Ora Mosca guarda a Obama e attacca Teheran

La Russia si è finalmente decisa a collaborare al contenimento delle ambizioni nucleari dell'Iran, che tanto allarmano gli Stati Uniti, l'Europa ed Israele? Per adesso è solo una speranza, ma i segnali si moltiplicano. L'altro ieri il presidente Medvedev, dopo avere elogiato Obama per la rinuncia allo scudo missilistico in Polonia e Repubblica Ceca, ha aggiunto: «C'è sempre un equilibrio in politica; e se i nostri interlocutori si mostrano sensibili alle nostre preoccupazioni, noi saremo, naturalmente, più attenti alle loro». Ieri il ministero degli Esteri russo si è associato alla condanna occidentale dell'ultimo discorso di Ahmadinejad, che per l'ennesima volta ha negato l'Olocausto e sostenuto che Israele è condannato a scomparire: «Sono parole totalmente inaccettabili», ha detto il suo portavoce, «che offendono la memoria di tutte le vittime e non contribuiscono certo a creare un clima internazionale in grado di incoraggiare un dialogo fecondo sulle questioni che riguardano l'Iran».
Mai prima d'ora Mosca si era espressa con tanta durezza; e sebbene nessuna delle due dichiarazioni contenga un esplicito riferimento all'inasprimento delle sanzioni che è nei piani americani, ma che lo stesso Putin aveva, ancora pochi giorni fa, escluso, sembra chiaro che qualcosa si sta muovendo.

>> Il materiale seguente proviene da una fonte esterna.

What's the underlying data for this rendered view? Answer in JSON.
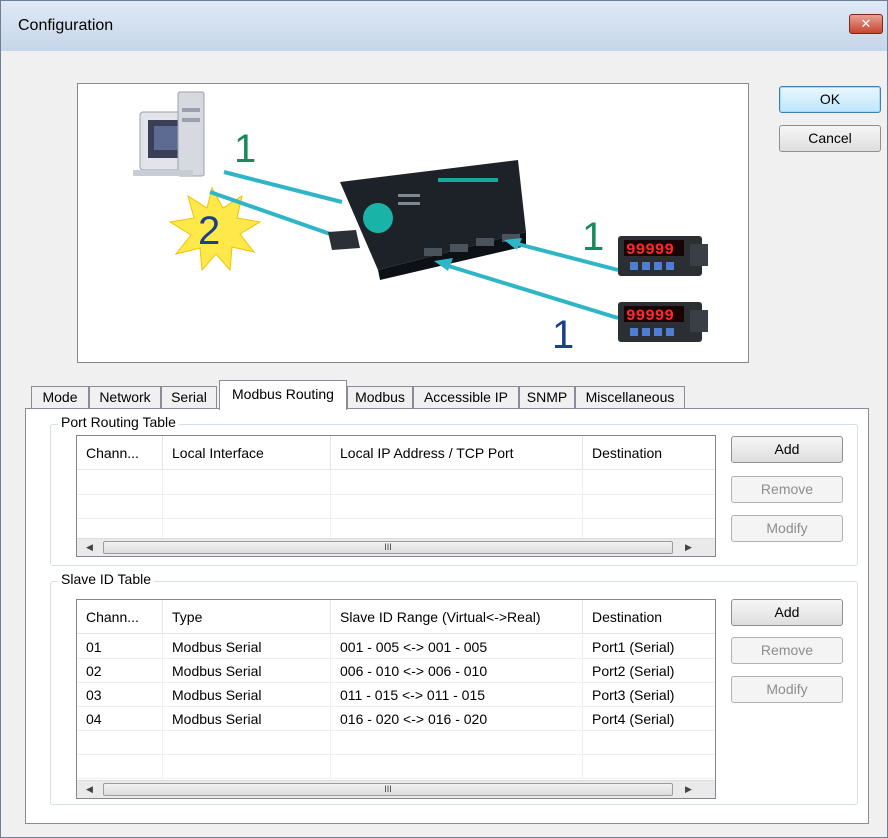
{
  "window": {
    "title": "Configuration",
    "close_glyph": "✕"
  },
  "dialog_buttons": {
    "ok": "OK",
    "cancel": "Cancel"
  },
  "illustration": {
    "labels": {
      "top_left": "1",
      "burst": "2",
      "right": "1",
      "bottom": "1"
    },
    "meter_readout": "99999",
    "colors": {
      "link": "#2fb6c6",
      "green_label": "#1a8a5a",
      "blue_label": "#1c3f8c",
      "burst": "#ffe84a"
    }
  },
  "tabs": [
    {
      "label": "Mode"
    },
    {
      "label": "Network"
    },
    {
      "label": "Serial"
    },
    {
      "label": "Modbus Routing",
      "active": true
    },
    {
      "label": "Modbus"
    },
    {
      "label": "Accessible IP"
    },
    {
      "label": "SNMP"
    },
    {
      "label": "Miscellaneous"
    }
  ],
  "port_routing": {
    "group_label": "Port Routing Table",
    "columns": [
      "Chann...",
      "Local Interface",
      "Local IP Address / TCP Port",
      "Destination"
    ],
    "rows": [],
    "buttons": {
      "add": "Add",
      "remove": "Remove",
      "modify": "Modify"
    },
    "scroll_thumb_glyph": "III"
  },
  "slave_id": {
    "group_label": "Slave ID Table",
    "columns": [
      "Chann...",
      "Type",
      "Slave ID Range (Virtual<->Real)",
      "Destination"
    ],
    "rows": [
      [
        "01",
        "Modbus Serial",
        "001 - 005 <-> 001 - 005",
        "Port1 (Serial)"
      ],
      [
        "02",
        "Modbus Serial",
        "006 - 010 <-> 006 - 010",
        "Port2 (Serial)"
      ],
      [
        "03",
        "Modbus Serial",
        "011 - 015 <-> 011 - 015",
        "Port3 (Serial)"
      ],
      [
        "04",
        "Modbus Serial",
        "016 - 020 <-> 016 - 020",
        "Port4 (Serial)"
      ]
    ],
    "buttons": {
      "add": "Add",
      "remove": "Remove",
      "modify": "Modify"
    },
    "scroll_thumb_glyph": "III"
  },
  "scroll_arrows": {
    "left": "◀",
    "right": "▶"
  }
}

C'è molta attesa per il discorso che Ahmadinejad pronuncerà la settimana ventura all'Assemblea generale dell'Onu, subito dopo l'intervento di Obama. Ma l'appuntamento più importante è per il primo ottobre, quando i rappresentanti dei cinque membri del Consiglio di Sicurezza più la Germania incontreranno - a Vienna o Istanbul - una delegazione iraniana. Questo incontro ha una storia molto tormentata. Tre mesi fa, la Casa Bianca aveva dato a Teheran una specie di ultimatum, invitandola a fornire entro il 30 settembre una risposta definitiva alla proposta di rinunciare all'arricchimento dell'uranio in cambio di un generoso pacchetto di accordi economici e di concessioni politiche. Ahmadinejad ha reagito ribadendo la volontà del suo governo di continuare con il programma nucleare - «La questione è chiusa e non può più essere oggetto di negoziati» - e proponendo invece di confrontarsi con le grandi potenze su una serie di problemi globali. Sembrava solo un nuovo modo per guadagnare tempo e allontanare la minaccia di un terzo round di sanzioni: insomma una presa in giro. Molti, infatti erano del parere che la proposta non fosse ricevibile. Invece Obama, deciso a sperimentare fino in fondo la sua politica della mano tesa, ha accettato la sfida, precisando che, per l'America, la questione nucleare doveva restare in testa all'agenda.
Ora le diplomazie si stanno preparando a questa conferenza, che con ogni probabilità sarà decisiva: se l'Iran non si aprirà a un serio negoziato che dia i suoi frutti in tempi rapidi, un nuovo round di sanzioni appare inevitabile. Francia e Germania, originariamente riluttanti, hanno già dato il loro consenso di massima, la Russia - come abbiamo visto - sembra più disponibile, la Cina - per cui l'Iran è un importante partner commerciale - è ancora ostile, ma se il primo ottobre si rendesse conto che Ahmadinejad è di nuovo in malafede, potrebbe adeguarsi. Nessuno ha interesse che l'Iran si doti dell’atomica, anche per scongiurare un'azione militare preventiva di Israele.
Su queste manovre influisce indubbiamente anche la confusa situazione interna dell'Iran. L'incontro di ottobre viene criticato anche perché - che ci piaccia o no - costituisce una forma di legittimazione per un presidente rieletto solo grazie a giganteschi brogli e che continua a essere contestato. I riformisti non mollano e prende forma la speranza che, alla fine, questa rivolta strisciante possa davvero minare l'egemonia di Ahmadinejad.